- Sarmera Location in Bihar, India
- Coordinates: 25°17′49″N 85°48′39″E﻿ / ﻿25.29682°N 85.81082°E
- Country: India
- State: Bihar
- Region: Magadh
- District: Nalanda

Government
- • Shri.: Kaushlendra kumar (MP), Jitendra Kumar (MLA, Asthawan (171))
- Elevation: 42 m (138 ft)

Population (2001)
- • Total: 96,441
- Time zone: UTC+5:30 (IST)
- PIN: 811104
- Telephone code: 916132
- ISO 3166 code: IN-BR
- Vehicle registration: BR21
- Sex ratio: 1000/892 ♂/♀
- Literacy: 53.64%
- Lok Sabha constituency: Nalanda
- Vidhan Sabha constituency: Asthawan(171)
- Climate: ETh (Köppen)
- Precipitation: 1,020 millimetres (40 in)
- Website: nalanda.nic.in

= Sarmera =

Sarmera is a town and a block in Nalanda district in the Indian state of Bihar. It is located 110 km east of Patna and is on the National Highway NH33 (linking Arwal to Mokameh and passes through Bihar Sharif) and State Highway SH78 (Bihta - Sarmera) connecting it to major cities in Bihar.
Sarmera is a block in Nalanda district of Bihar, India and has nine panchayats namely Malawan, Kenar, Dhanuki, Mirnagar, Husaina, Sarmera, Chero, Narshinghpur, Sasaur and Isua.
Major inhabited villages in Sarmera are Husena, Gopalbad, Brindawan, Pojh, Chero, Parnawa, Isua, Bari Malawan, Choti Malawan, Kenar, Mirnagar, Rupaspur, Sasaur, Dharampur and until 1943 it was ruled by royal family of Nalanda.
== Politics ==
Sarmera is a town and a block in Nalanda district in the Indian state of Bihar.
nagar panchayat sarmera has 10 ward.
- Chairman ( sunny kumar )
- vice Chairman ( kanti devi )
ward 01 ( anupam kumar )
Ward 02 ( )
ward 03 (Manoj Kumar )
Ward 04 ( tripurari singh )
Ward 05 ( munna dhari )
Ward 06 ( Pallvee Kumari )
Ward 07 ( priti kumari )
Ward 08 (amita )
Ward 09 ( Ajay kumar )
Warsd 10 ( tarun kumar)

== Geography ==
Sarmera is situated on 20 km from the southern banks of the Ganges. The landscape is predominantly plain and the land strip along the north of Ganges is called Tal, which is the flood plain of river Ganges and submerges during monsoons.

==History==
The recorded history of Sarmera dates back to Akbar's reign when the area was known as Gyaspur Pargana and was assigned to the Dhaulani Babhans (Bhumihars) who ruled Sarmera estate till independence when the estate was annexed and made a part of the Indian Union.First ancestor of dhaulani was Gang Rai and Gambhir Rai from Gyaspur pargana. Sarmera and areas around it was ruled by Bhumihar

== Economy ==
The main occupation is agriculture and agriculture related commercial activities. However, there are significant numbers of brick kilns along the road passing to this town. Main crops are lentils, chickpeas, mustard, rice and vegetables. Recently Sarmera is developing as a market and a trading place, however Barbigha still remains the major market of this region.

== Transport ==
Sarmera is connected to all the major cities of Bihar by road. New roads are being constructed at fast pace.Railway Line and Railway stations are at final stage of construction with Railway Line connecting to Gaya, Bihar Sharif and Patna.

== Demographics ==
As of 2001 India census, Sarmera had a population of 18.708. Males constitute 53% of the population and females 47%. Sarmera block, which constitutes 9 panchayats, has a population of 78,610. Sarmera has a literacy rate of 68.54%, lower than the national average of 69.5%: male literacy is 69%, and female literacy is 52%.

== People and Culture ==
Most people speak Magadhi here, a dialect called Magahi locally.
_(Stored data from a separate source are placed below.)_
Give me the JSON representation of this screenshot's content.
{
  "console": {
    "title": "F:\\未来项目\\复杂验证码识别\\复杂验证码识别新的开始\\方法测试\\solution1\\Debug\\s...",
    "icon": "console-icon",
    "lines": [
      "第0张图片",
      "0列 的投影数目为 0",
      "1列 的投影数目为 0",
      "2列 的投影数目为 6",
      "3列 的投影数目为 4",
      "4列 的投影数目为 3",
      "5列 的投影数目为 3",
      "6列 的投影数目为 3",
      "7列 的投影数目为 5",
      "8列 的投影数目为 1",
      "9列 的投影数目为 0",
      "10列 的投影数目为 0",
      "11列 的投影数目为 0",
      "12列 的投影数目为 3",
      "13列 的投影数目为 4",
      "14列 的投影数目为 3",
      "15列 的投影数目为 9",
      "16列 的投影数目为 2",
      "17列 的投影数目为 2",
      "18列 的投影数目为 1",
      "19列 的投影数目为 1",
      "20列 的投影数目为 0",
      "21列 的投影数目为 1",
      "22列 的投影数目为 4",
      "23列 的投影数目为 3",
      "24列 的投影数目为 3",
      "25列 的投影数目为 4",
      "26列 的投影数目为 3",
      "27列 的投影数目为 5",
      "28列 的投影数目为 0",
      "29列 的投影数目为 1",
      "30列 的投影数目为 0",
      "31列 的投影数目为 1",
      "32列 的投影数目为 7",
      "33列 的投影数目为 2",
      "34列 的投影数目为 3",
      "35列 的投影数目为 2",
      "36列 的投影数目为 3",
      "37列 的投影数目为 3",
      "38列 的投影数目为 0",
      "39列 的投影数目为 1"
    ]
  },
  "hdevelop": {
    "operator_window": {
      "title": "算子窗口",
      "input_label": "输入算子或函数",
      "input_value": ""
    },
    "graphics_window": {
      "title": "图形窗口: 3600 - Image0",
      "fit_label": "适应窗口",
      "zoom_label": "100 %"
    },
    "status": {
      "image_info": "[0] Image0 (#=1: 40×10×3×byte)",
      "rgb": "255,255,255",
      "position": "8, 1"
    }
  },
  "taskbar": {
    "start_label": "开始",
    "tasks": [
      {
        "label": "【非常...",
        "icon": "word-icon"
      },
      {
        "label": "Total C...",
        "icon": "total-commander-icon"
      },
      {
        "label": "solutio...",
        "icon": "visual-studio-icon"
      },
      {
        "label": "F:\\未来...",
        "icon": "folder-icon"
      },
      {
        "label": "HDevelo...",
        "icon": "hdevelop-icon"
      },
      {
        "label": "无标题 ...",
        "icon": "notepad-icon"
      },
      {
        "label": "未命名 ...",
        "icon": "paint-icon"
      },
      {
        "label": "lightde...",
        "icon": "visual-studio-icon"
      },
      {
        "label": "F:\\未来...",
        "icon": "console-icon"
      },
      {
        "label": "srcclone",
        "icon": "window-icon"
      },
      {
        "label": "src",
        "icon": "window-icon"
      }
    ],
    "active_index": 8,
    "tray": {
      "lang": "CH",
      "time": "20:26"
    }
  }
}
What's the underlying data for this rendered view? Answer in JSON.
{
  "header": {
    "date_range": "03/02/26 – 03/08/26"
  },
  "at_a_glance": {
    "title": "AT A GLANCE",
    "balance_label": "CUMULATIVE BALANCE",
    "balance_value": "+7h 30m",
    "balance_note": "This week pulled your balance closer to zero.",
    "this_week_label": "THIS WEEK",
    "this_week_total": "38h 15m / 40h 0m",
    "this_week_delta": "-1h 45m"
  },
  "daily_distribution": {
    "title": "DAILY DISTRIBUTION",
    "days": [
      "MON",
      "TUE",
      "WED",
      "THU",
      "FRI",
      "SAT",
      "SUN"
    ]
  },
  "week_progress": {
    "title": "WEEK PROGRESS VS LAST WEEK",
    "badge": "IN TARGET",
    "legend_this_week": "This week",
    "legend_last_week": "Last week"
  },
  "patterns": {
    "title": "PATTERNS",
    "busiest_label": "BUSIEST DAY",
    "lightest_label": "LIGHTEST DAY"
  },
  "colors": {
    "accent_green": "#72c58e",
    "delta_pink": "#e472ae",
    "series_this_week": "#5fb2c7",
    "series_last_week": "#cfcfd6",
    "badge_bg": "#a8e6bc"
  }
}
However, it changes considerably across a couple of Kilometres.
Families are very traditional, and often large.Many of the youngsters have out migrated from here for job opportunities.However, as people are getting education, they are becoming liberal.Caste system is ingrained in the social fabric of the place in the same way as it exists in other parts of Bihar. Consequently, caste based politics plays an important role in the life of the people here.
The continuously diminishing infrastructure and unemployment have forced the people to migrate to other parts of India for better opportunities.Infrastructural development is now started happening but it would definitely take a good period of time to fulfill necessary infrastructural needs.
The common attire of the people includes dhoti, kurta and gamchha, a large rectangular cotton cloth on their shoulders or tied round heads. Women dress in sarees.
The most awaited and widely celebrated festival is Chhath, a festival where people worship the setting and the rising Sun in the month of October/November.